The user name may contain only alphanumeric characters and the dash, underscore, and full stop. The password may use any characters and be at most 30 characters long. When using special characters, make sure they are available on all keyboards and supported by all client software and operating systems — copy-pasting special characters can produce invalid passwords depending on those factors.

7.4 Entering the Greenbone Enterprise Feed subscription key​

Without a valid subscription key the appliance uses only the public Greenbone Community Feed, not the Greenbone Enterprise Feed (manual §5.2.3.4, §5.3.3.4).

note

A newly delivered appliance already has a key pre-installed, so this step is not needed on delivery.

Using the editor:
1. Select Editor > Enter.
2. Enter the subscription key.
3. Press Ctrl+S to save.
4. Press Ctrl+X to close the editor.

Using HTTP upload:
1. Select HTTP Upload > Enter.
2. Open the displayed URL in a web browser.
3. Click "Browse...", select the subscription key, then click Upload.

7.5 Downloading the feed​

If no feed is present yet, download it (manual §5.2.3.5, §5.3.3.5).

1. Select Yes > Enter.
A message confirms the feed update started in the background.
2. Press Enter to close the message.

7.6 Finishing the wizard​

After the last step a status check runs (manual §5.2.3.6, §5.3.3.6).

1. When the check finishes, press Enter to see the results.
2. Press Enter again.

The GOS administration menu is then ready for use (see manual §7).
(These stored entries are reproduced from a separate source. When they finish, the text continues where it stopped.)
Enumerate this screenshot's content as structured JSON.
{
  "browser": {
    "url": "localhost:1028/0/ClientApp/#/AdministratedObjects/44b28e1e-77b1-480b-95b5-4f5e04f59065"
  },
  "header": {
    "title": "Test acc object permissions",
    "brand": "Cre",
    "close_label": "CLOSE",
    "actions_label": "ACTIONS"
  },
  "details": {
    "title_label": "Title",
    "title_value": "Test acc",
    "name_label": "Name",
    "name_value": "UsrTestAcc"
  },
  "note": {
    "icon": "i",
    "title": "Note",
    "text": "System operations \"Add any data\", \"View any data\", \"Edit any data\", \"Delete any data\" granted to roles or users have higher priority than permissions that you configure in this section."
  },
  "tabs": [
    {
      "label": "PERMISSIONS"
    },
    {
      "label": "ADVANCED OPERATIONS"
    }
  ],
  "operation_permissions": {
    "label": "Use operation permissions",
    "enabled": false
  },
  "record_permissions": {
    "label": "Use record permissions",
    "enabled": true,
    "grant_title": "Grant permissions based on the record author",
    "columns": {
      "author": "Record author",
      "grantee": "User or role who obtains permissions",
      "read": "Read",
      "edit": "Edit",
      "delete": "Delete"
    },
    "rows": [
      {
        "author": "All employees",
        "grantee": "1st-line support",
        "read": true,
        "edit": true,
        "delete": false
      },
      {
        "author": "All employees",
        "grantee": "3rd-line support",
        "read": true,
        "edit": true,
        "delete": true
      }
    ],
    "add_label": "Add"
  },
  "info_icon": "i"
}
If any steps were left unfinished or skipped, the wizard reappears at the next login.

8. Logging into the web interface​

The main interface of the appliance is the web interface, also called the Greenbone Security Assistant (GSA). It is accessed as described in manual §8.1.

note

This step does not apply to the sensor-only models, the Greenbone Enterprise 35 and the Greenbone Enterprise 25V, which have no web interface of their own (manual §5.2.4, §5.3.4).